De la même manière, toutes les négociations portent avant tout sur des considérations territoriales. En 1978, lors des accords de camp David, l'Égypte a accepté de reconnaître l'existence de l'État d'Israël, en échange de pouvoir récupérer le contrôle de la péninsule du Sinaï. En 1995, à la suite des accords d'Oslo, un découpage territorial de la Cisjordanie a été négocié : les zones A sont placées sous contrôle palestinien, les zones B sous contrôle civil palestinien mais contrôle militaire israélien et les zones C sous contrôle israélien. En 2000, l'attribution du contrôle de Jérusalem est un des sujets qui a paralysé les négociations à Camp David.
Un combat mètre carré par mètre carré
Dans cette guerre pour le territoire, le combat se mène mètre carré par mètre carré. En ce sens, Israël utilise de nombreux outils. La colonisation est une des armes principales. Des terres qui ont été attribuées par l'ONU aux Palestiniens sont réquisitionnées, parfois des habitations palestiniennes sont démolies, pour construire des colonies (Voir Lexique en pied de page) où des colons Israéliens viennent s'installer et occuper le territoire.

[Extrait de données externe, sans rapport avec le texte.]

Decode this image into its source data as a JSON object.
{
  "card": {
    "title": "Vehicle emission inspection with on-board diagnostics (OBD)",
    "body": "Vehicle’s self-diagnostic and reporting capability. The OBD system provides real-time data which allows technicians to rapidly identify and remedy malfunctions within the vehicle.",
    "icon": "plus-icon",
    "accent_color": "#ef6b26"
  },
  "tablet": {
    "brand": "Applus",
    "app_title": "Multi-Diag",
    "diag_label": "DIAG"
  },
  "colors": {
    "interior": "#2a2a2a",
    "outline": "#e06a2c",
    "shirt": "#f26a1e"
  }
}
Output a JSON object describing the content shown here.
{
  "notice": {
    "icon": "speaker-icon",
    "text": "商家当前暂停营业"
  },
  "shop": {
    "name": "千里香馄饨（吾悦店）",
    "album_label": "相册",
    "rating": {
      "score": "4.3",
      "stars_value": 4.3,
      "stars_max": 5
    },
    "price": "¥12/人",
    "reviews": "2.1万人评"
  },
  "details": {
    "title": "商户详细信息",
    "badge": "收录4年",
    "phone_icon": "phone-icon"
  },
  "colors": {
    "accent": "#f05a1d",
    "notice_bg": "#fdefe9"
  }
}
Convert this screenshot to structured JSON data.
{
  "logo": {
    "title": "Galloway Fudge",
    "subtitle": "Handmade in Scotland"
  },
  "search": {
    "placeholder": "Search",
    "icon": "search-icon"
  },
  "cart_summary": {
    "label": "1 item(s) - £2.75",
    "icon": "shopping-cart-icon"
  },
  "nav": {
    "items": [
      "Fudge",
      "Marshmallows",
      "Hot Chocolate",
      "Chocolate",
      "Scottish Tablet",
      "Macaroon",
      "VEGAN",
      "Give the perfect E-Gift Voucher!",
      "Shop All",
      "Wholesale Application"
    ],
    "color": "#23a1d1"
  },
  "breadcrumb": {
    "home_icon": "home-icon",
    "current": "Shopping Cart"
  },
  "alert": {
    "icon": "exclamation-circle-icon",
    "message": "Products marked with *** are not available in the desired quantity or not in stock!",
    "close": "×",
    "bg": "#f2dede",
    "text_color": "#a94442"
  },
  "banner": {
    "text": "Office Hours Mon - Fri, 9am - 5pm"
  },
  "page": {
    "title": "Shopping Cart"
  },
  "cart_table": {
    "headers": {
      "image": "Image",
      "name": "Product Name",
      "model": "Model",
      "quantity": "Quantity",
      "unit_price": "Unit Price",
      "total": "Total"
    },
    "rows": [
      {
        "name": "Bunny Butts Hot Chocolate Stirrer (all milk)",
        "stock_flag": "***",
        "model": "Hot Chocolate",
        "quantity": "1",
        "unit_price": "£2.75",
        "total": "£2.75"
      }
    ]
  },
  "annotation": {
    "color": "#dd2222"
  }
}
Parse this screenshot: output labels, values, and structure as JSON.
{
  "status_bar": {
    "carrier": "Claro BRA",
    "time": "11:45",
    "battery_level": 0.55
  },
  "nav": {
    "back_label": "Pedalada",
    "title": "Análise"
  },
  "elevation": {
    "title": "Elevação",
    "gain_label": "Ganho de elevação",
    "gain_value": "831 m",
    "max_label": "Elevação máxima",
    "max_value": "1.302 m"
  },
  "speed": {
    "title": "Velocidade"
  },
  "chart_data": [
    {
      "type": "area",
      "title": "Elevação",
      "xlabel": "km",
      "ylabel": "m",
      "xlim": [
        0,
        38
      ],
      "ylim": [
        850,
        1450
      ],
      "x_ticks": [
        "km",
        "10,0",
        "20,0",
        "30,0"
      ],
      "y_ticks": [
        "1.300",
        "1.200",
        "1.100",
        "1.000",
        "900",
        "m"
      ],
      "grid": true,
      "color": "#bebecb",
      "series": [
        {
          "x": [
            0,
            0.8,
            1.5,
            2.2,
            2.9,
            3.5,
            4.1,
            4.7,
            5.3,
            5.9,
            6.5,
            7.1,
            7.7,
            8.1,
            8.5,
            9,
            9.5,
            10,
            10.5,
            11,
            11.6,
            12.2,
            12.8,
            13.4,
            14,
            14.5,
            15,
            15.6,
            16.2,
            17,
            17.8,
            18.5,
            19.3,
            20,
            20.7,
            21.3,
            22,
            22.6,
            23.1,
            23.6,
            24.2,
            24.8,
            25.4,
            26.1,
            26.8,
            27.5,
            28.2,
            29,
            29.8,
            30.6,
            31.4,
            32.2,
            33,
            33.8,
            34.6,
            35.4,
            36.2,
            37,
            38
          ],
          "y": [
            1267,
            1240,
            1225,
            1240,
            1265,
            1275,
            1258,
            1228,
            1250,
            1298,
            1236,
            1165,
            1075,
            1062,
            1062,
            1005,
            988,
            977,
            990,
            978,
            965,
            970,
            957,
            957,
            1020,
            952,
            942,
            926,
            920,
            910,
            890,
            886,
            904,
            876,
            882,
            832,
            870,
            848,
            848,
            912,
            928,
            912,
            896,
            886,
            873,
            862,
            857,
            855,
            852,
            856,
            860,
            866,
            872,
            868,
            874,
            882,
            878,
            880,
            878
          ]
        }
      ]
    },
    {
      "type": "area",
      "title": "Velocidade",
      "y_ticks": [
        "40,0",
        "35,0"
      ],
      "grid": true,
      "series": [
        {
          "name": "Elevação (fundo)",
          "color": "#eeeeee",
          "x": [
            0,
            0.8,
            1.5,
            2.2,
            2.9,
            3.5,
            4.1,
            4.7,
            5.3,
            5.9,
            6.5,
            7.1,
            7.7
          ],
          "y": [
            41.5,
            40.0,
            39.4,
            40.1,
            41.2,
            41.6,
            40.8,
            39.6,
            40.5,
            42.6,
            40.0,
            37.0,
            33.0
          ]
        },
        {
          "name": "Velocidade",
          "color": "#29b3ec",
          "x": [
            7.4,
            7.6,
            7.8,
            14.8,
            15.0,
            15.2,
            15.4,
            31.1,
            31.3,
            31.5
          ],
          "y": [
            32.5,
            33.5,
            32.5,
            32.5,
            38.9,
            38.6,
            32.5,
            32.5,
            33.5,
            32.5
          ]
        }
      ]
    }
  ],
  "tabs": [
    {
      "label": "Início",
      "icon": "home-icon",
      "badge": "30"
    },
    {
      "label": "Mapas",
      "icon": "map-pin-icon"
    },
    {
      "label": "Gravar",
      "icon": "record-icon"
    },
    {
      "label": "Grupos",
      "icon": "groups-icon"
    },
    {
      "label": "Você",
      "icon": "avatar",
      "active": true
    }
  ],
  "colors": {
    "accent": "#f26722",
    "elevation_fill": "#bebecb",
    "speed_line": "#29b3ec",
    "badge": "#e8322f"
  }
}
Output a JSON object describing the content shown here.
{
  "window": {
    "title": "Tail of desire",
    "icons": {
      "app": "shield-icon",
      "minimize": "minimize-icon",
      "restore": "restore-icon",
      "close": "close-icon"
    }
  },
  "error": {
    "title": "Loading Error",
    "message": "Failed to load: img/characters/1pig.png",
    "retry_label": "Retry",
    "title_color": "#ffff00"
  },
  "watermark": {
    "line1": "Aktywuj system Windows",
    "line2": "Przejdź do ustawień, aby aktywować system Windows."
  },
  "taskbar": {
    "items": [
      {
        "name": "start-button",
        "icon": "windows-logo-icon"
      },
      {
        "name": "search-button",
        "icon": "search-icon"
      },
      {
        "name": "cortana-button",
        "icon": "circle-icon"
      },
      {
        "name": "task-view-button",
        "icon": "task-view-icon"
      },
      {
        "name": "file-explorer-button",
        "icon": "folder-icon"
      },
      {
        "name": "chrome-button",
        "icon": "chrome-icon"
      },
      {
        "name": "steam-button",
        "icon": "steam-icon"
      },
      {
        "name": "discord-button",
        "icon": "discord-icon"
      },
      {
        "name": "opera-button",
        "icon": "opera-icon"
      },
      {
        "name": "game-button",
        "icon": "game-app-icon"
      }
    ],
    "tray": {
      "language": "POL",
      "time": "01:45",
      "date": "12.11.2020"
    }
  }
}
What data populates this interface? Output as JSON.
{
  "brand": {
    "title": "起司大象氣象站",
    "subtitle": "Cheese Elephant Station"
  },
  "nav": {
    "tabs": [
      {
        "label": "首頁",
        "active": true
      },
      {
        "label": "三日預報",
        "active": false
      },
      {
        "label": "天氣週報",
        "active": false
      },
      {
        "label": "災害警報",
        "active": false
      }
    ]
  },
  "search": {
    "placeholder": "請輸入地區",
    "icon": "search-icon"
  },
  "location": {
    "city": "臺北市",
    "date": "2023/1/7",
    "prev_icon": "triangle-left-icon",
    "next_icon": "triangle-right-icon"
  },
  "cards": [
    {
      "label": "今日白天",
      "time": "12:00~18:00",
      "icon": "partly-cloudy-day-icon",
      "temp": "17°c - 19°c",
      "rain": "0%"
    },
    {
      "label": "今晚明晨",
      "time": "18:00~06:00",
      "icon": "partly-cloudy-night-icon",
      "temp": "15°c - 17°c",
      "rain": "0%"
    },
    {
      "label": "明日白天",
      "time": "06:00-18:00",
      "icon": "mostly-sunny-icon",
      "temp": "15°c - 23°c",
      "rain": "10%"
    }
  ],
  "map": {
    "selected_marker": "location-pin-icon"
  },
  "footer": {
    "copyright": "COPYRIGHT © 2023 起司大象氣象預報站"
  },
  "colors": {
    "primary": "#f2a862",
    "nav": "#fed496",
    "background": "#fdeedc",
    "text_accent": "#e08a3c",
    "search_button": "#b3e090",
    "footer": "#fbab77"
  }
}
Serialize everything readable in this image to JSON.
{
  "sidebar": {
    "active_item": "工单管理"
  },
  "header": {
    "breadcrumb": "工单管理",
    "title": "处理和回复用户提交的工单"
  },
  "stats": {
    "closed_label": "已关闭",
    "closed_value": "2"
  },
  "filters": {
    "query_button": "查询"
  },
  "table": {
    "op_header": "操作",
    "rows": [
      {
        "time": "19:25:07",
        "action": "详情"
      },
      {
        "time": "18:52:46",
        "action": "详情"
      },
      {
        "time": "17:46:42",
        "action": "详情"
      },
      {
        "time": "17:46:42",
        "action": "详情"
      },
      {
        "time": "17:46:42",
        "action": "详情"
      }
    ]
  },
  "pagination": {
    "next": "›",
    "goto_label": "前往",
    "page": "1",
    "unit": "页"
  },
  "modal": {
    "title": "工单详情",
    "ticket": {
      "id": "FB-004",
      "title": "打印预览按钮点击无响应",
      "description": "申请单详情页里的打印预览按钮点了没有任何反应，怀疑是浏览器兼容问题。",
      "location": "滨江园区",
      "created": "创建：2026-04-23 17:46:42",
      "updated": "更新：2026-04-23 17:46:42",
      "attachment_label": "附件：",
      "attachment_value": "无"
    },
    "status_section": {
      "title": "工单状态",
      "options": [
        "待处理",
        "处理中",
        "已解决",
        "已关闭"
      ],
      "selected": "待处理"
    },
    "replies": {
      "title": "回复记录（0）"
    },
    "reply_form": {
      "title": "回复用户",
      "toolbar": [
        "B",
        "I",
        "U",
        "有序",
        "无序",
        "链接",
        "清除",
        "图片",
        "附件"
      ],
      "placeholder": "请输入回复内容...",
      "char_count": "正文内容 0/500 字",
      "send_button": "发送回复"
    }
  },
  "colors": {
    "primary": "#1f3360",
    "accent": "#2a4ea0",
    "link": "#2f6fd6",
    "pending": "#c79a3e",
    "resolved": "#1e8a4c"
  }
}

La construction du « mûr de sécurité » (Voir Lexique en pied de page) est aussi un outil territorial. Officiellement, le mur devait être construit sur la « ligne verte » (frontière établie par le plan de partage de l'ONU de 1947) et devait avoir pour fonction de faire un barrage sécuritaire. Cependant, le mur est ostensiblement construit plus à l'Est que la frontière prévue par l'ONU, ce qui permet aux Israéliens de gagner, de facto, du terrain. De plus, alors que la ligne verte ne mesure que 315 km, le mur fait plus de 700 km parce qu'il fait des tours et des contours qui permettent de grignoter des bouts de territoires palestiniens.
À ceci s'ajoute la construction de routes interdites aux Palestiniens, la démolition d'habitations et l'interdiction de construire pour les Palestiniens, l'isolation de certains commerces palestiniens pour les contraindre à partir, l'omniprésence des militaires israéliens et les checkpoints partout en Cisjordanie… En somme, les Israéliens remportent le combat territorial.
Les territoires palestiniens rétrécissent à vue d'œil pendant que les colonies israéliennes se multiplient…
De l'autre côté, les Palestiniens ne se déclarent pas vaincus et essayent désespérément de garder des bouts de terre. Certains Palestiniens expulsés choisissent de rejoindre des camps de réfugiés en Cisjordanie (858 000 réfugiés) ou à Gaza (1,4 millions de réfugiés) plutôt que de partir dans les pays voisins ; parce qu'ils estiment que rester est une manière de résister. Lors d'un échange avec une jeune fille dans un camp de réfugiés en Cisjordanie, elle m'a confié : « ils [les israéliens] nous rendent la vie impossible, parce qu'ils veulent que nous partions, mais en restant ici je résiste ! Je résisterai jusqu'à ma mort… ». Reste que les territoires palestiniens rétrécissent à vue d'œil pendant que les colonies israéliennes se multiplient…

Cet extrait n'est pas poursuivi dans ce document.